The year of exponential

For the past few years, in lieu of making "resolutions," I've been setting a theme for the year. Interestingly, each year, as I try to listen for what God would have me focus on for the coming year, I get a pretty clear word, and, in my Type-A, (trying-to-recover-from-being-a) control freak way, I determine what the year will bring.

By this year, though, I think I've learned the lesson...each time I've defined and pre-determined what the theme of the year would really mean, I've been off.  Usually, my definition is too small...

2010 was the year of softening.  I had decided that I was too intimidating.  I needed to be more approachable, empathetic.  This would be the year that I became friendlier, kinder, gentler.  And, I did all those things.  But, 2010 brought an unexpected softening of my own, very hardened heart.  2010 was the year I began to feel again.  I began to feel the pain that I had calloused myself to for many years. And I began to sense that there was joy to be felt, too...and that led to 2011.

2011 was the year of courage.  Courage to walk away from the life I had known.  To step out in faith and make a different life for myself and my kids. To break a cycle that seemed like it might be impossible to break, but needed to, before it broke me...2011 was the year I wrestled through separation and divorce, leaving behind my home and money and job and all the things that I had come to think of as security.  Unexpected was the ushering in of trust -- which I know now is hand-in-hand connected to courage...Unprecedented trust led to 2012.

2012 was the year of awakening. I was going to wake up to my life -- be more present, have more fun, be more aware of making memories, run with strength and purpose.  I didn't and couldn't have anticipated how many areas of my life needed to awaken...beauty, wholeness, self.  I am awake and alive.  I'm not sure yet that I can even fully articulate what happened last year, but I feel like I've woken up to the woman that I was created to be, and fully embracing my own "awesomeness." (That's not bragging...its really that I woke up from incorrectly thinking that I was doing the right thing with all my negative self talk and doubts).  And, it's led to 2013.

The year of exponential.

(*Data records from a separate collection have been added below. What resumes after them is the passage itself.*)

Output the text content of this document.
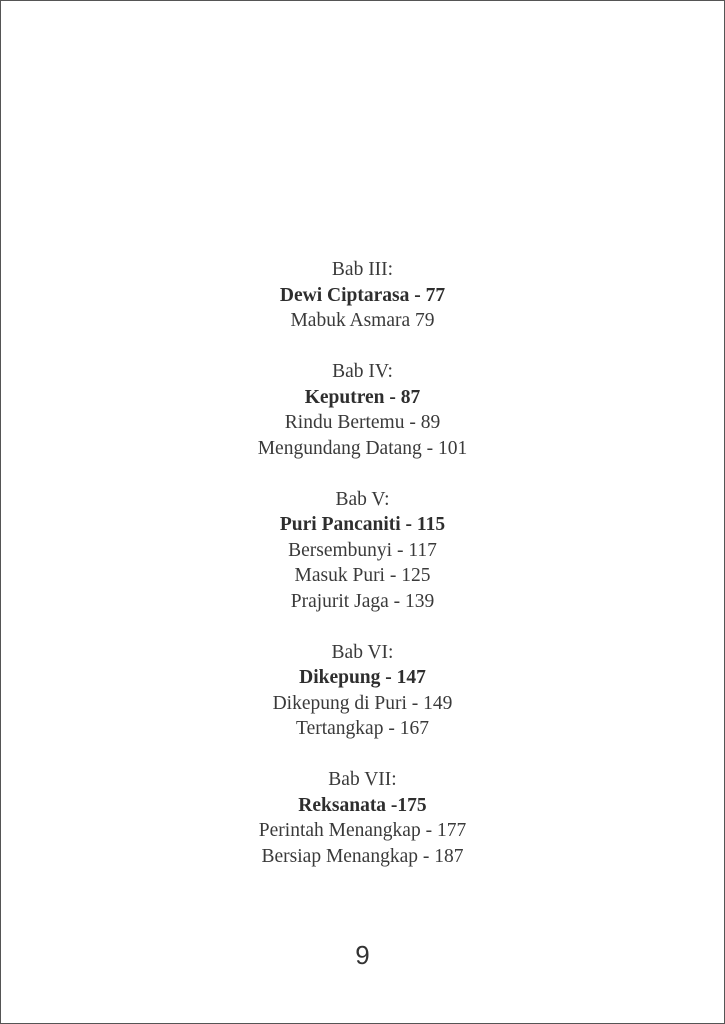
Bab III:
Dewi Ciptarasa - 77
Mabuk Asmara 79
Bab IV:
Keputren - 87
Rindu Bertemu - 89
Mengundang Datang - 101
Bab V:
Puri Pancaniti - 115
Bersembunyi - 117
Masuk Puri - 125
Prajurit Jaga - 139
Bab VI:
Dikepung - 147
Dikepung di Puri - 149
Tertangkap - 167
Bab VII:
Reksanata -175
Perintah Menangkap - 177
Bersiap Menangkap - 187
9
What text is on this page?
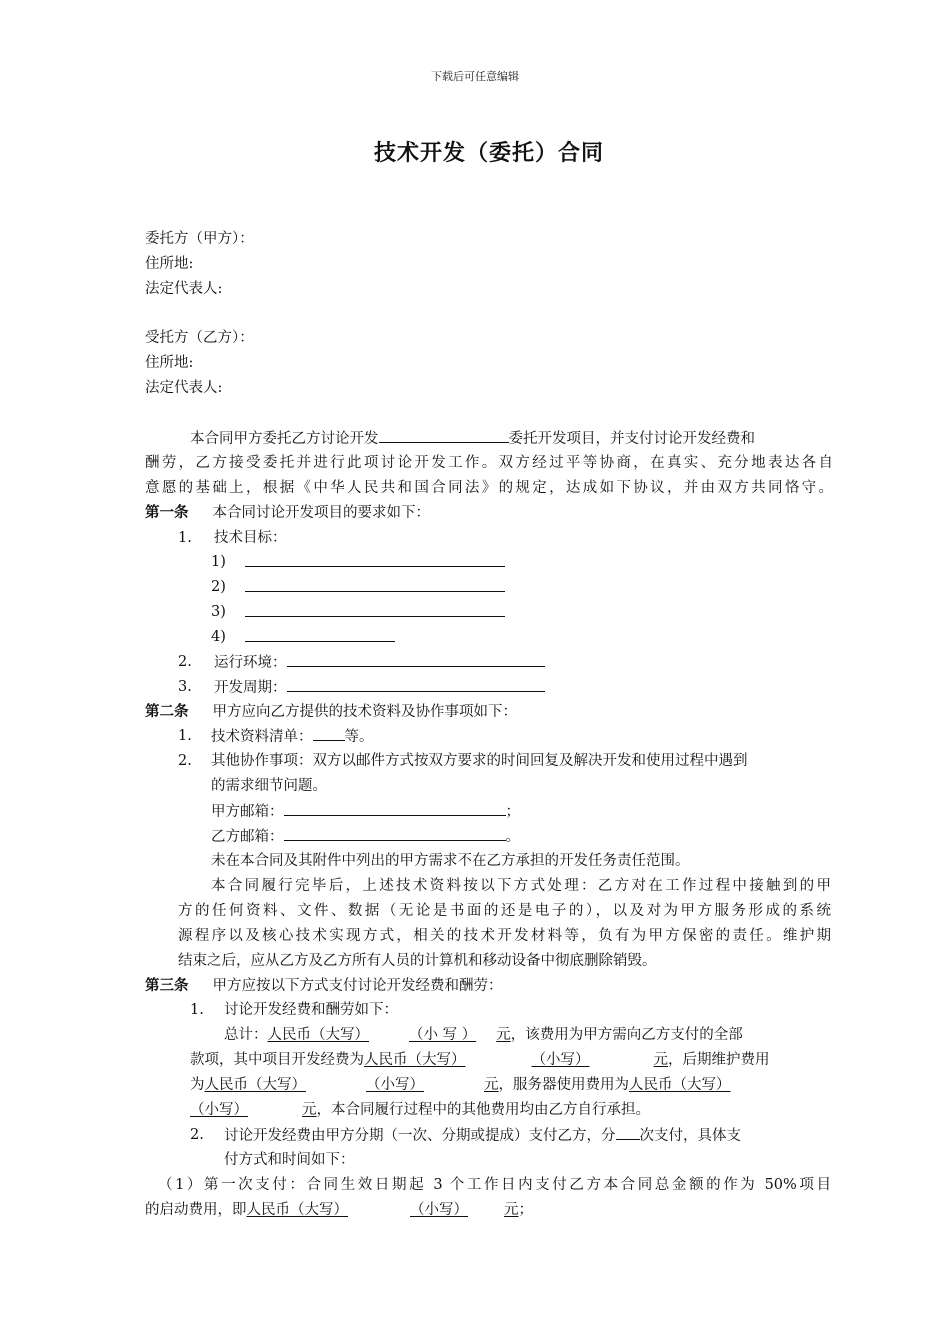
下载后可任意编辑
技术开发（委托）合同
委托方（甲方）：
住所地:
法定代表人:
受托方（乙方）：
住所地:
法定代表人:
本合同甲方委托乙方讨论开发	委托开发项目，并支付讨论开发经费和
酬劳，乙方接受委托并进行此项讨论开发工作。双方经过平等协商，在真实、充分地表达各自
意愿的基础上，根据《中华人民共和国合同法》的规定，达成如下协议，并由双方共同恪守。
第一条 本合同讨论开发项目的要求如下：
1. 技术目标：
1)
2)
3)
4)
2. 运行环境：
3. 开发周期：
第二条 甲方应向乙方提供的技术资料及协作事项如下：
1. 技术资料清单： 等。
2. 其他协作事项：双方以邮件方式按双方要求的时间回复及解决开发和使用过程中遇到
的需求细节问题。
甲方邮箱：	；
乙方邮箱：	。
未在本合同及其附件中列出的甲方需求不在乙方承担的开发任务责任范围。
本合同履行完毕后，上述技术资料按以下方式处理：乙方对在工作过程中接触到的甲
方的任何资料、文件、数据（无论是书面的还是电子的），以及对为甲方服务形成的系统
源程序以及核心技术实现方式，相关的技术开发材料等，负有为甲方保密的责任。维护期
结束之后，应从乙方及乙方所有人员的计算机和移动设备中彻底删除销毁。
第三条 甲方应按以下方式支付讨论开发经费和酬劳：
1. 讨论开发经费和酬劳如下：
总计：人民币（大写）	（小 写 ） 元，该费用为甲方需向乙方支付的全部
款项，其中项目开发经费为人民币（大写）	（小写）	元，后期维护费用
为人民币（大写）	（小写）	元，服务器使用费用为人民币（大写）
（小写）	元，本合同履行过程中的其他费用均由乙方自行承担。
2. 讨论开发经费由甲方分期（一次、分期或提成）支付乙方，分 次支付，具体支
付方式和时间如下：
（1）第一次支付：合同生效日期起 3 个工作日内支付乙方本合同总金额的作为 50%项目
的启动费用，即人民币（大写）	（小写） 元；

Now, admittedly, my first thought when I started hearing that word was that was really good news for my business!  Exponential growth for the business.  That was my original prediction about what this year will bring. And, that's when I realized that for the past few years, my prediction was way too small.

Exponential, n. any positive constant raised to a power (dictionary.com)

Yes, the business will grow exponentially...it's a positive, and I'm raising it to a power.  Along with every other positive on a very long list of positives in my life right now -- the resilience and joy and growth of my kids; depth of relationships; my physical, mental, emotional and spiritual strength; gratitude and provision that displaces fear; radiance from the inside out; there are so so many!

What the heck does God have planned for me this year!?  I know His plans are good and that I will prosper (Jeremiah 29:11) And, I plan to raise every positive constant in my life to Him.  And, I'm predicting that the results will be unexpected, unprecedented and exponential.

Bring. It. On. 2013. I'm ready for exponential-whatever-it-is.